2. The syringe assembly of claim 1, comprising a second locking mechanism for permanently and non-reversingly locking the safety shield in the activated position after the first locking mechanism is released.

3. The syringe assembly of claim 2, wherein the second locking mechanism is configured to receive and then hold the radial pin at the distal part of the longitudinal slot.

4. The syringe assembly of claim 2, wherein the second locking mechanism comprises a locking leg which is forcedly deflected by the radial pin when the safety shield moves from the retracted position towards the activated position.

5. The syringe assembly of claim 2, wherein the pin radially protrudes from the tubular body when it is at the proximal part of the longitudinal slot, and that the pin does not radially protrudes from the tubular body when it is at the distal part of the longitudinal slot.

6. The syringe assembly of claim 4, wherein the longitudinal slot is provided with a rim enclosing the distal part of the longitudinal slot but not the proximal part of the longitudinal slot.

7. The syringe assembly of claim 4, wherein the locking leg includes at a distal end thereof a cut configured and sized to receive the radial pin.

8. The syringe assembly of claim 1, wherein the distal part of the longitudinal slot comprises a curved portion where the radial pin sits when the safety shield is in its activated position.

9. The syringe assembly of claim 1, wherein the needle is covered by the safety shield in the activated position and the needle is not covered by the safety shield in the retracted position.

10. The syringe assembly of claim 1, wherein the first locking mechanism is a bayonet mount.

11. The syringe assembly of claim 1, comprising a prefilled syringe comprising said barrel, said needle, a stopper and a plunger rod.

12. A shielding system for a syringe for use in medication delivery comprising a barrel and a needle at a distal end of the barrel, said shielding system comprising:

a tubular body defining an enclosure, said barrel extending at least partially within said enclosure;

a safety shield for the needle, longitudinally movable with respect to the tubular body between a retracted position and an activated position;

a spring urging said safety shield towards said activated position;

a first locking mechanism for locking the safety shield in the retracted position, wherein the first locking mechanism is manually releasable by a user so as to let the safety shield reach the activated position;

the tubular body comprising a longitudinal slot, and the safety shield comprising a radial pin engaging the longitudinal slot such that the radial pin moves from a proximal part of the longitudinal slot to a distal part of the longitudinal slot when the safety shield moves from the retracted position towards the activated position;

the first locking mechanism being configured to hold the radial pin at the proximal part of the longitudinal slot.

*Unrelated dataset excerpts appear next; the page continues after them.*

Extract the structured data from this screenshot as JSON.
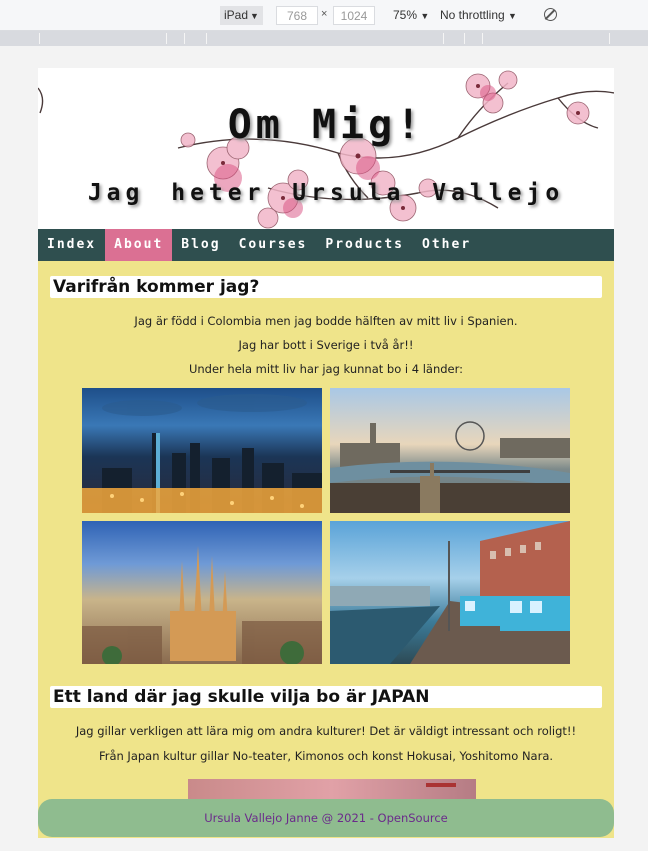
{
  "devtools": {
    "device": "iPad",
    "width": "768",
    "times": "×",
    "height": "1024",
    "zoom": "75%",
    "throttling": "No throttling"
  },
  "header": {
    "title": "Om Mig!",
    "subtitle": "Jag heter Ursula Vallejo"
  },
  "nav": {
    "items": [
      {
        "label": "Index"
      },
      {
        "label": "About"
      },
      {
        "label": "Blog"
      },
      {
        "label": "Courses"
      },
      {
        "label": "Products"
      },
      {
        "label": "Other"
      }
    ],
    "active": "About"
  },
  "section1": {
    "heading": "Varifrån kommer jag?",
    "paragraphs": [
      "Jag är född i Colombia men jag bodde hälften av mitt liv i Spanien.",
      "Jag har bott i Sverige i två år!!",
      "Under hela mitt liv har jag kunnat bo i 4 länder:"
    ]
  },
  "section2": {
    "heading": "Ett land där jag skulle vilja bo är JAPAN",
    "paragraphs": [
      "Jag gillar verkligen att lära mig om andra kulturer! Det är väldigt intressant och roligt!!",
      "Från Japan kultur gillar No-teater, Kimonos och konst Hokusai, Yoshitomo Nara."
    ]
  },
  "footer": {
    "text": "Ursula Vallejo Janne @ 2021 - OpenSource"
  },
  "colors": {
    "nav_bg": "#2f4f4f",
    "nav_active": "#db7093",
    "content_bg": "#efe48a",
    "footer_bg": "#8fbc8f",
    "footer_text": "#6b2a8b"
  }
}
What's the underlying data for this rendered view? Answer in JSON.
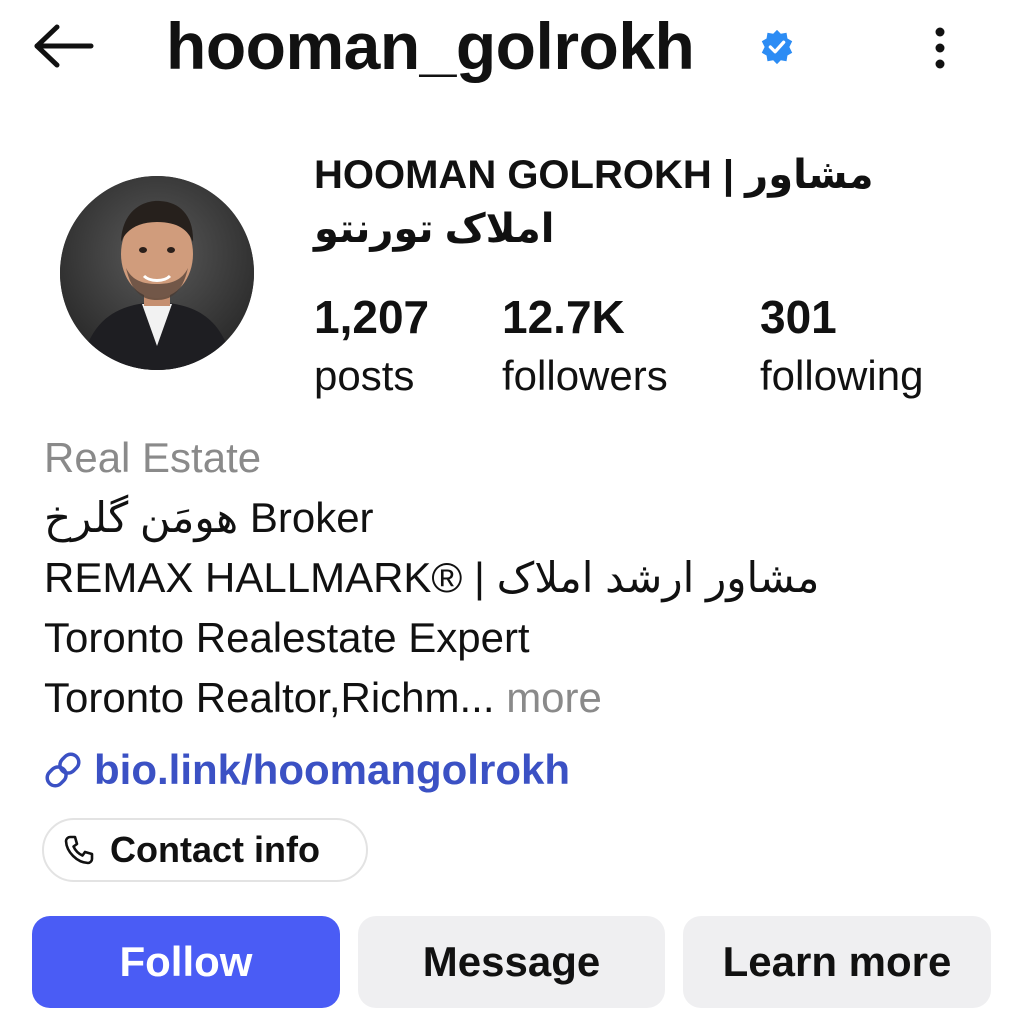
{
  "header": {
    "username": "hooman_golrokh",
    "back_icon": "arrow-left-icon",
    "verified_icon": "verified-badge-icon",
    "more_icon": "more-vertical-icon",
    "verified_color": "#2c8cf4"
  },
  "profile": {
    "avatar_icon": "profile-photo",
    "full_name_line1": "HOOMAN GOLROKH | مشاور",
    "full_name_line2": "املاک تورنتو"
  },
  "stats": {
    "posts": {
      "value": "1,207",
      "label": "posts"
    },
    "followers": {
      "value": "12.7K",
      "label": "followers"
    },
    "following": {
      "value": "301",
      "label": "following"
    }
  },
  "bio": {
    "category": "Real Estate",
    "line1": "هومَن گلرخ  Broker",
    "line2": "REMAX HALLMARK® | مشاور ارشد املاک",
    "line3": "Toronto Realestate Expert",
    "line4": "Toronto Realtor,Richm...",
    "more_label": "more",
    "link_icon": "link-icon",
    "link_text": "bio.link/hoomangolrokh",
    "link_color": "#3b51c4"
  },
  "contact": {
    "icon": "phone-icon",
    "label": "Contact info"
  },
  "actions": {
    "follow_label": "Follow",
    "message_label": "Message",
    "learn_more_label": "Learn more",
    "follow_color": "#4a5cf5"
  }
}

13. A method for operating the syringe assembly of claim 1, comprising a step of triggering release of the radial pin by the first locking mechanism so that the spring moves the safety shield from the retracted position towards the activated position.

14. A method for operating the shielding system of claim 11, comprising a step of triggering release of the radial pin by the first locking mechanism so that the spring moves the safety shield from the retracted position towards the activated position.